When I saw that Anne Blankman was going to come out with a new book, I jumped on it. It didn’t matter what era it was over; it was a historical fiction and it was written by her. I wanted to try it. It was only later that I realized I know next to nothing about John Milton.
It’s been six years since Oliver Cromwell was overthrown and King Charles II took the throne. Life is returning to normal for most people…except for Elizabeth Milton. Daughter of the notorious poet John Milton, Elizabeth’s upbringing has been filled with sword fighting, foreign languages, and transcribing her father’s poems. When the King’s men come to arrest her father, Elizabeth scrambles to follow him and the mysterious clues he’s left that lead to a dangerous secret the King is trying to keep quiet. She’s accompanied on her journey by Antonio Viviani, her father’s mysterious Italian house guest. Antonio seems just as determined to protect her father as she is, but can she trust him? When Elizabeth and Antonio discover the secret, they have a choice: return to their normal lives or crack the code and potential destroy society as they know it…
I actually rather adored this. I thought the history was good and I felt like I was actually in the 1600s. I’m actually interested in British history, and there were pieces of what I had researched before that showed up here. Like there was a major event that happened in the year this story is set and I was just waiting for it to happen. It didn’t disappoint.

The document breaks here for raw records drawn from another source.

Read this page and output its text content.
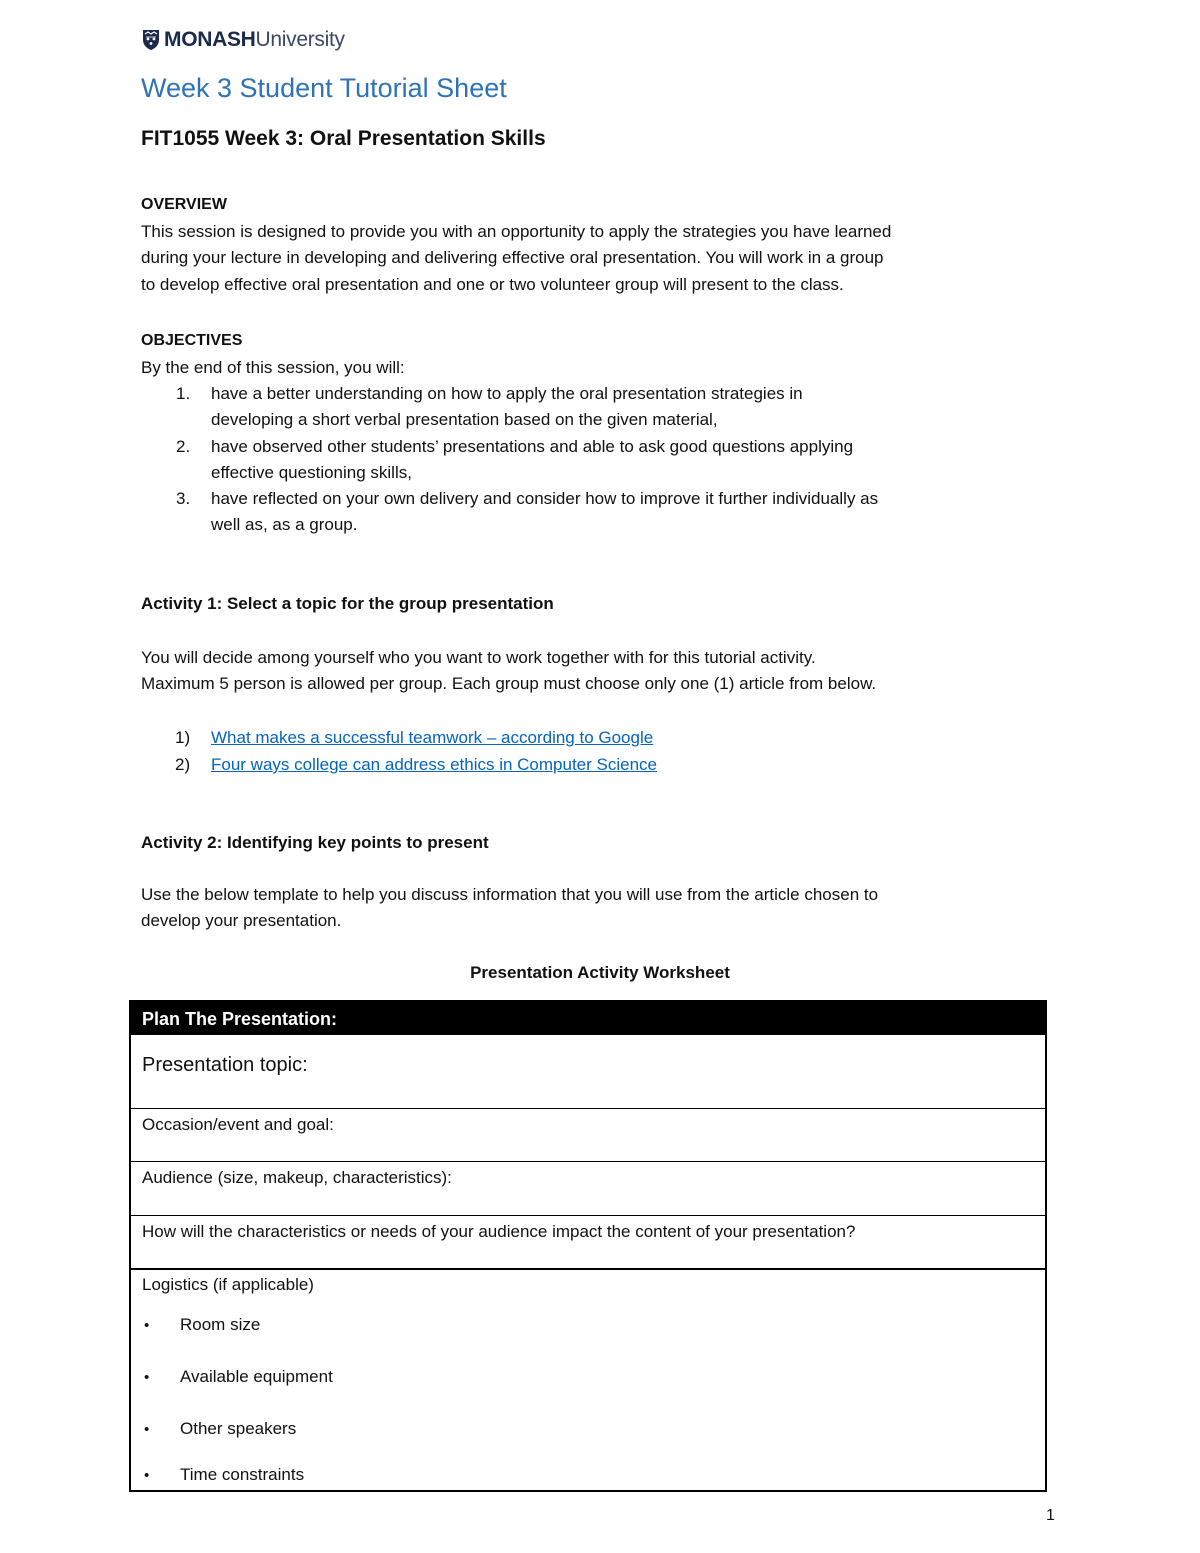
MONASHUniversity
Week 3 Student Tutorial Sheet
FIT1055 Week 3: Oral Presentation Skills
OVERVIEW
This session is designed to provide you with an opportunity to apply the strategies you have learned
during your lecture in developing and delivering effective oral presentation. You will work in a group
to develop effective oral presentation and one or two volunteer group will present to the class.
OBJECTIVES
By the end of this session, you will:
1.	have a better understanding on how to apply the oral presentation strategies in
developing a short verbal presentation based on the given material,
2.	have observed other students’ presentations and able to ask good questions applying
effective questioning skills,
3.	have reflected on your own delivery and consider how to improve it further individually as
well as, as a group.
Activity 1: Select a topic for the group presentation
You will decide among yourself who you want to work together with for this tutorial activity.
Maximum 5 person is allowed per group. Each group must choose only one (1) article from below.
1)	What makes a successful teamwork – according to Google
2)	Four ways college can address ethics in Computer Science
Activity 2: Identifying key points to present
Use the below template to help you discuss information that you will use from the article chosen to
develop your presentation.
Presentation Activity Worksheet
Plan The Presentation:
Presentation topic:
Occasion/event and goal:
Audience (size, makeup, characteristics):
How will the characteristics or needs of your audience impact the content of your presentation?
Logistics (if applicable)
•	Room size
•	Available equipment
•	Other speakers
•	Time constraints
1
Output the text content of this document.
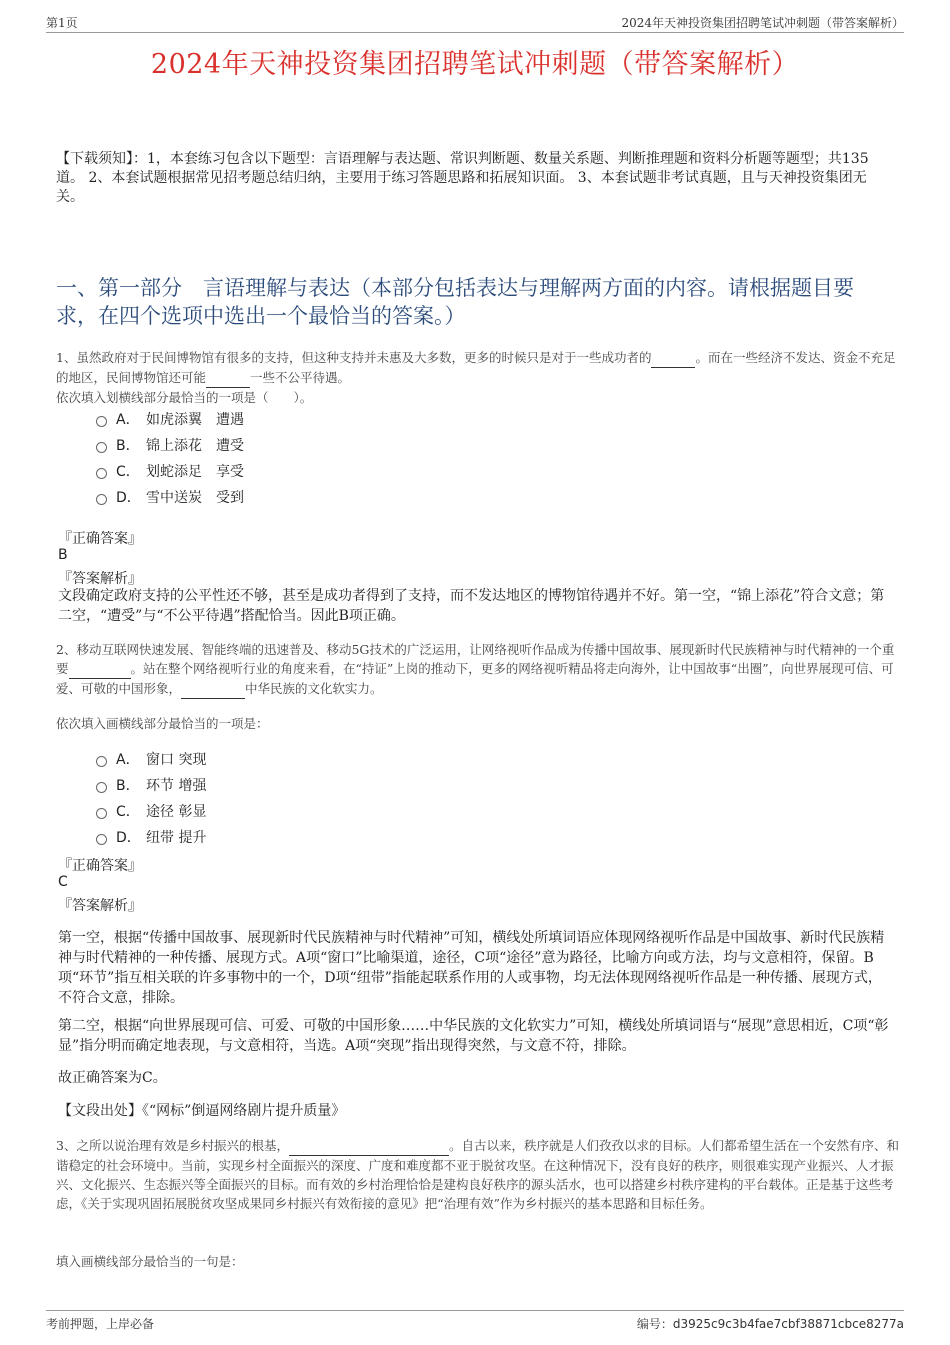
第1页	2024年天神投资集团招聘笔试冲刺题（带答案解析）
2024年天神投资集团招聘笔试冲刺题（带答案解析）
【下载须知】：1，本套练习包含以下题型：言语理解与表达题、常识判断题、数量关系题、判断推理题和资料分析题等题型；共135道。 2、本套试题根据常见招考题总结归纳，主要用于练习答题思路和拓展知识面。 3、本套试题非考试真题，且与天神投资集团无关。
一、第一部分　言语理解与表达（本部分包括表达与理解两方面的内容。请根据题目要求，在四个选项中选出一个最恰当的答案。）
1、虽然政府对于民间博物馆有很多的支持，但这种支持并未惠及大多数，更多的时候只是对于一些成功者的	。而在一些经济不发达、资金不充足的地区，民间博物馆还可能	一些不公平待遇。
依次填入划横线部分最恰当的一项是（　　）。
A． 如虎添翼　遭遇
B． 锦上添花　遭受
C． 划蛇添足　享受
D． 雪中送炭　受到
『正确答案』
B
『答案解析』
文段确定政府支持的公平性还不够，甚至是成功者得到了支持，而不发达地区的博物馆待遇并不好。第一空，“锦上添花”符合文意；第二空，“遭受”与“不公平待遇”搭配恰当。因此B项正确。
2、移动互联网快速发展、智能终端的迅速普及、移动5G技术的广泛运用，让网络视听作品成为传播中国故事、展现新时代民族精神与时代精神的一个重要	。站在整个网络视听行业的角度来看，在“持证”上岗的推动下，更多的网络视听精品将走向海外，让中国故事“出圈”，向世界展现可信、可爱、可敬的中国形象，	中华民族的文化软实力。
依次填入画横线部分最恰当的一项是：
A． 窗口 突现
B． 环节 增强
C． 途径 彰显
D． 纽带 提升
『正确答案』
C
『答案解析』
第一空，根据“传播中国故事、展现新时代民族精神与时代精神”可知，横线处所填词语应体现网络视听作品是中国故事、新时代民族精神与时代精神的一种传播、展现方式。A项“窗口”比喻渠道，途径，C项“途径”意为路径，比喻方向或方法，均与文意相符，保留。B项“环节”指互相关联的许多事物中的一个，D项“纽带”指能起联系作用的人或事物，均无法体现网络视听作品是一种传播、展现方式，不符合文意，排除。
第二空，根据“向世界展现可信、可爱、可敬的中国形象……中华民族的文化软实力”可知，横线处所填词语与“展现”意思相近，C项“彰显”指分明而确定地表现，与文意相符，当选。A项“突现”指出现得突然，与文意不符，排除。
故正确答案为C。
【文段出处】《“网标”倒逼网络剧片提升质量》
3、之所以说治理有效是乡村振兴的根基，	。自古以来，秩序就是人们孜孜以求的目标。人们都希望生活在一个安然有序、和谐稳定的社会环境中。当前，实现乡村全面振兴的深度、广度和难度都不亚于脱贫攻坚。在这种情况下，没有良好的秩序，则很难实现产业振兴、人才振兴、文化振兴、生态振兴等全面振兴的目标。而有效的乡村治理恰恰是建构良好秩序的源头活水，也可以搭建乡村秩序建构的平台载体。正是基于这些考虑，《关于实现巩固拓展脱贫攻坚成果同乡村振兴有效衔接的意见》把“治理有效”作为乡村振兴的基本思路和目标任务。
填入画横线部分最恰当的一句是：
考前押题，上岸必备	编号：d3925c9c3b4fae7cbf38871cbce8277a
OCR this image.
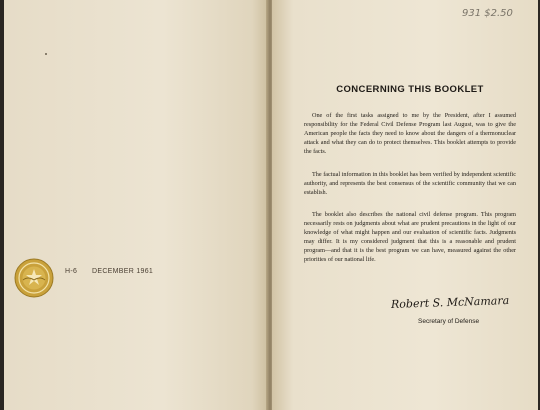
H-6 DECEMBER 1961
931 $2.50
CONCERNING THIS BOOKLET

One of the first tasks assigned to me by the President, after I assumed responsibility for the Federal Civil Defense Program last August, was to give the American people the facts they need to know about the dangers of a thermonuclear attack and what they can do to protect themselves. This booklet attempts to provide the facts.

The factual information in this booklet has been verified by independent scientific authority, and represents the best consensus of the scientific community that we can establish.

The booklet also describes the national civil defense program. This program necessarily rests on judgments about what are prudent precautions in the light of our knowledge of what might happen and our evaluation of scientific facts. Judgments may differ. It is my considered judgment that this is a reasonable and prudent program—and that it is the best program we can have, measured against the other priorities of our national life.

Robert S. McNamara
Secretary of Defense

The history was really interesting. I liked learning about Puritan beliefs (as John Milton was a Puritan) but also about society at the time and the newest discoveries in “natural philosophy” (or what we now call science). It’s kind of funny how discoveries like the sun being the center of the universe was considered heresy, if not some form of treason. Today, it’s just totally accepted.
I thought the characters were great. Elizabeth is more of what we would call a tomboy now, but then she was just well-educated and perhaps a bit odd. Her sisters are obsessed with boys and working on their needlepoint whereas Elizabeth truly enjoys transcribing Paradise Lost for her blind father. Because of the secretive and mysterious nature of their mission, it’s really hard for her to know who she can trust and who she can’t. And that casts the most interesting shadow over the other characters.
The plot was full of twists that I didn’t see coming. Blankman does a good job of hiding the clues subtly throughout the book so that you don’t realize what’s happening until later. I actually enjoyed being blindsided by things right along with Elizabeth.
I’m actually a little surprised that there are so many people on Goodreads who aren’t finishing this book or hate it. Here’s what I think is going on: 1) this isn’t something they normally read, so it’s difficult for them to get into the story when there’s so much history right off the bat. Take those reviews with a grain of salt. 2) Some people find the characters a bit trite, that Elizabeth is too much of a feminist character, especially for her time. And I see that, I do, but that doesn’t stop me from liking her.
So really, I enjoyed this. I do want to see what they can possibly whip up for the sequel.